Here’s an example Verilog code to implement a 4-bit gray code to binary converter circuit:
module gray_to_binary (output reg [3:0] binary, input [3:0] gray);
assign binary[0] = gray[0];
assign binary[1] = gray[1] ^ binary[0];
assign binary[2] = gray[2] ^ binary[1];
assign binary[3] = gray[3] ^ binary[2];
endmodule
This code defines a module called “gray_to_binary” that implements a 4-bit gray code to binary converter. The output “binary” is a registered output that represents the converted binary code. The input “gray” is a 4-bit input that represents the gray code to be converted.

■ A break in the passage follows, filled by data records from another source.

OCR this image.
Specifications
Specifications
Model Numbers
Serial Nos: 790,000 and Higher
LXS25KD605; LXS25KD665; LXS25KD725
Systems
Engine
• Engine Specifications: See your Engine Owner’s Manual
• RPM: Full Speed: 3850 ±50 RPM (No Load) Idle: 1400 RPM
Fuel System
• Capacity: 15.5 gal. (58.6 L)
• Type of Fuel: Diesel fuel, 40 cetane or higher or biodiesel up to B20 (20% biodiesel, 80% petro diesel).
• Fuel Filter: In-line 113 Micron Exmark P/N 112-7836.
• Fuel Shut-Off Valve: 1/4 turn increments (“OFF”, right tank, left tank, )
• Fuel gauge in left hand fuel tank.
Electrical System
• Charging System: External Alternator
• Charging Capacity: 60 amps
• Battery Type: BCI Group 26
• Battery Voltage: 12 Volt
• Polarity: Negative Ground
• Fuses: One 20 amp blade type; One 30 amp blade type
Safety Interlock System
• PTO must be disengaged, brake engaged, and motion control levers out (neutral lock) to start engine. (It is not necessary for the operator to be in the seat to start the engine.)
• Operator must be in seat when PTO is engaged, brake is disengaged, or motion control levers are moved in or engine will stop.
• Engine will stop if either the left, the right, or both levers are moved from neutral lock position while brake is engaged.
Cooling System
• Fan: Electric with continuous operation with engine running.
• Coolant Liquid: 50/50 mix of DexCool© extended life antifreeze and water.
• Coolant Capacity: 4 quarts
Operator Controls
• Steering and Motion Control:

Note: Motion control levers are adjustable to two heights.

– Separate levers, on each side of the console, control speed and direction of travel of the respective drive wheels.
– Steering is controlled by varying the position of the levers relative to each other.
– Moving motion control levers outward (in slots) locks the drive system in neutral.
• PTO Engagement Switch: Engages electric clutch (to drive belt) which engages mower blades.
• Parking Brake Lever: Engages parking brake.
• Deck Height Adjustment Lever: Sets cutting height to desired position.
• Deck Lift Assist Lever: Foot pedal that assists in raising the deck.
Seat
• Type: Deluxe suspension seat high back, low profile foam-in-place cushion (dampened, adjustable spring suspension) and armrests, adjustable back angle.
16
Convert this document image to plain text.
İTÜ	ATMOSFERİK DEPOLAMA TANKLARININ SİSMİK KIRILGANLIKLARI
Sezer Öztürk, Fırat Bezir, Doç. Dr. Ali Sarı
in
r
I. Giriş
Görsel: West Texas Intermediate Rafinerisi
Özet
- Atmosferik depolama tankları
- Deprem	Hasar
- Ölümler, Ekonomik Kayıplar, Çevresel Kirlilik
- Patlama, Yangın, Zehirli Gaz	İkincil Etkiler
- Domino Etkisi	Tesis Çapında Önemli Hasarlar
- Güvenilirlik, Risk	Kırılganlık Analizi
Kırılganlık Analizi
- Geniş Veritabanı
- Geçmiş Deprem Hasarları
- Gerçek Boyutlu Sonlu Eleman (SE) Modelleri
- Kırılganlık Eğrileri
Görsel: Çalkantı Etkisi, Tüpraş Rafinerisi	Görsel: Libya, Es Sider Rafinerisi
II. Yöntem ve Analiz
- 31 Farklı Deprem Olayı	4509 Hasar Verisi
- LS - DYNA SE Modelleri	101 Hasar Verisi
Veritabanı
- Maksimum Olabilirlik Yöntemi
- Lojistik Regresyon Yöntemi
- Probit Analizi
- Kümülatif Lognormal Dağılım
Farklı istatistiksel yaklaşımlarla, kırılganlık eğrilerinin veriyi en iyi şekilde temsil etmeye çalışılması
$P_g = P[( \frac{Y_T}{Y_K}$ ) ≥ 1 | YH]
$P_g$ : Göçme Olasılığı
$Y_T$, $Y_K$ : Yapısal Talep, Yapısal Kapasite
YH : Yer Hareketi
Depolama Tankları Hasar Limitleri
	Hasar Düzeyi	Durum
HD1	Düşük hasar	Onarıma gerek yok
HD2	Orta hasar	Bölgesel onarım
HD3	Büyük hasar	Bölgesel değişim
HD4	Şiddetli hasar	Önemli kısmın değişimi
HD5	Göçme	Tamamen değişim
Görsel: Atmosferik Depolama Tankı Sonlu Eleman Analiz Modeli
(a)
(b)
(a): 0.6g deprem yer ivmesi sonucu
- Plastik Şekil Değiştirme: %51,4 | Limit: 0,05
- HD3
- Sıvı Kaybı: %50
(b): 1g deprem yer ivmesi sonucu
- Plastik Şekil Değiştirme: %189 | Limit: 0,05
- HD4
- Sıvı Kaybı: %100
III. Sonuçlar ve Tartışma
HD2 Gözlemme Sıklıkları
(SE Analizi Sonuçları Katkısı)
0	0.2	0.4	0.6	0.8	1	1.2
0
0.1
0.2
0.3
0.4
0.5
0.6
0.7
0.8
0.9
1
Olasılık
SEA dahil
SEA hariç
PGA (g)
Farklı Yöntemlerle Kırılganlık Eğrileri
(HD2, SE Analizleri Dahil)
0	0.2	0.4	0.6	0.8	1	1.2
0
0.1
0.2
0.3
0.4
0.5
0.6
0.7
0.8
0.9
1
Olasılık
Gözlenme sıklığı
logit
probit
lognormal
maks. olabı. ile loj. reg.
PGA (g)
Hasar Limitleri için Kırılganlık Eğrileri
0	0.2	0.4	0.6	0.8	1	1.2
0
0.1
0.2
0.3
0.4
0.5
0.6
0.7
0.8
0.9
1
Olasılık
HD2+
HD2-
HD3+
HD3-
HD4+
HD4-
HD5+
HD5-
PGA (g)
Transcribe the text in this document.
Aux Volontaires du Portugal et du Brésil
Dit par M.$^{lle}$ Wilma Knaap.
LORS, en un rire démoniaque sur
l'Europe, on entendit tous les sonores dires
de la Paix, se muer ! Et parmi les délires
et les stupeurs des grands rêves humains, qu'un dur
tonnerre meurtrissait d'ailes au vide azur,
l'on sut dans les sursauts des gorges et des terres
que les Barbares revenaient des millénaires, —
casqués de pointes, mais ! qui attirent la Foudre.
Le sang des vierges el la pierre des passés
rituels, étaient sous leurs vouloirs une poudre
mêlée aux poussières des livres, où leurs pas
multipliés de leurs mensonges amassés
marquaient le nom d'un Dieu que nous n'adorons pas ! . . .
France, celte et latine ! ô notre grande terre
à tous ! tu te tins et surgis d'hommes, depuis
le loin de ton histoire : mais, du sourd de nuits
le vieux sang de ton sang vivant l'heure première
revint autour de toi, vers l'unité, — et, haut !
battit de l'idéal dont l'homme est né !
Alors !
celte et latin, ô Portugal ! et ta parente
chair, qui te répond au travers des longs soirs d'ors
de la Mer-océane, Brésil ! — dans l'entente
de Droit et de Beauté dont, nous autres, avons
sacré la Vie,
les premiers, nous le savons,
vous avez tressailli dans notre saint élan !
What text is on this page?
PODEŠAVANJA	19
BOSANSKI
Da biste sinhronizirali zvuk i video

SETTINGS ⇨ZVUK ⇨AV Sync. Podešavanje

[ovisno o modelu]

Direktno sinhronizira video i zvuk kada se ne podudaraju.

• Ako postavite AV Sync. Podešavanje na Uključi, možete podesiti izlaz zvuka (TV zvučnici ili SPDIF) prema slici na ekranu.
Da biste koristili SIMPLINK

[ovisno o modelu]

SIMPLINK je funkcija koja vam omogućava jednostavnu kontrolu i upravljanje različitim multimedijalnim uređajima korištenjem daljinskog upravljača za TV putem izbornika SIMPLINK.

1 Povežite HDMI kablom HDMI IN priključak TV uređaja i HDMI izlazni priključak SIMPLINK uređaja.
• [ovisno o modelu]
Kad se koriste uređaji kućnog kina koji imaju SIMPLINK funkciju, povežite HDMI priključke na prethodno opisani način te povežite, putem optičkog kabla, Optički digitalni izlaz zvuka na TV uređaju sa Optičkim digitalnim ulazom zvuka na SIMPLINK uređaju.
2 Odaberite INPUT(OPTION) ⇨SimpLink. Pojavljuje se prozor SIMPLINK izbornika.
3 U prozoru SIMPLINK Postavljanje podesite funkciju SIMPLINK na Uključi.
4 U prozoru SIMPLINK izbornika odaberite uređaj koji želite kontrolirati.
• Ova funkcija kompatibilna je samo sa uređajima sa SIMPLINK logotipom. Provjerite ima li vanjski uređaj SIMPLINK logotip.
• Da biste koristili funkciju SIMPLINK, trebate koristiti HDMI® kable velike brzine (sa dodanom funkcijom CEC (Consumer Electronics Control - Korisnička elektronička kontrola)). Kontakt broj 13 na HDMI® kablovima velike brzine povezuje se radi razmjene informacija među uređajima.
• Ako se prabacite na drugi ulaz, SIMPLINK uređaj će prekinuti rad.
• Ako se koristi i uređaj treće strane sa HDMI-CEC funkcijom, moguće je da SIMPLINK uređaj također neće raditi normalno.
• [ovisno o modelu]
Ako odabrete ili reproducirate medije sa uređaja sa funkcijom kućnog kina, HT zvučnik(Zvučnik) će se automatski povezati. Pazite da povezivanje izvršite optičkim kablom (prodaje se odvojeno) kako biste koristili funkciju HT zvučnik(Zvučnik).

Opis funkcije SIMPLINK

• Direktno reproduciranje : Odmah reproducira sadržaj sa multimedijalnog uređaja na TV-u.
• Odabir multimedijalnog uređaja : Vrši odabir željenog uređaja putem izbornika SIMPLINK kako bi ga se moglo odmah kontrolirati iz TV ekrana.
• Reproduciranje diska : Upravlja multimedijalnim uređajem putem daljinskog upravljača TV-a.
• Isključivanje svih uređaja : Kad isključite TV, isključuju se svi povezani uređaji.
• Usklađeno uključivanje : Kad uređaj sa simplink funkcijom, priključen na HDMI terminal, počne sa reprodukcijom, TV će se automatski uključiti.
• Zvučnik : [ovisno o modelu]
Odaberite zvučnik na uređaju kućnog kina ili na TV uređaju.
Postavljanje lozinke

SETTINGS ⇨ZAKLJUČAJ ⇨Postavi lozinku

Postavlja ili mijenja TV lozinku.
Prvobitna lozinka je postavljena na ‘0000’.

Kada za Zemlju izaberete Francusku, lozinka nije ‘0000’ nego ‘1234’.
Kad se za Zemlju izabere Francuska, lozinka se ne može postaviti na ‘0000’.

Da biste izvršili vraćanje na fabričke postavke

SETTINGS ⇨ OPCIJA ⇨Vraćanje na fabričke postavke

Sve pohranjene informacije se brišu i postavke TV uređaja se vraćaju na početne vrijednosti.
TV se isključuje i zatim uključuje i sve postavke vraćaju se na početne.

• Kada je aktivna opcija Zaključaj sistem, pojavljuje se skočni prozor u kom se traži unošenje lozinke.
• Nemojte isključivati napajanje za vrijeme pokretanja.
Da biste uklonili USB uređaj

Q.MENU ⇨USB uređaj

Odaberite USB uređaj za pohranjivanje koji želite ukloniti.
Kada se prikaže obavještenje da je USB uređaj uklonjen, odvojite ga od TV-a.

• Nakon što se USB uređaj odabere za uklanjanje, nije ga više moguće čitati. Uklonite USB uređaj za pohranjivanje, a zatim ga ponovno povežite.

The “assign” statements are combinational logic statements that calculate each bit of the binary code output based on the corresponding bits of the gray input. The binary code output for bit 0 is the same as the gray input for bit 0. For bits 1 to 3, the binary code output is the exclusive OR of the corresponding gray bits and the previous binary bit.
Note that this Verilog code assumes that the “binary” output and the “gray” input are both 4-bit signals. If you want to use different signal widths, you would need to modify the code accordingly. Additionally, this code implements a combinational circuit, which means that the binary code output is updated immediately whenever there is a change in the gray input. If you wanted to implement a registered circuit, you would need to modify the code accordingly.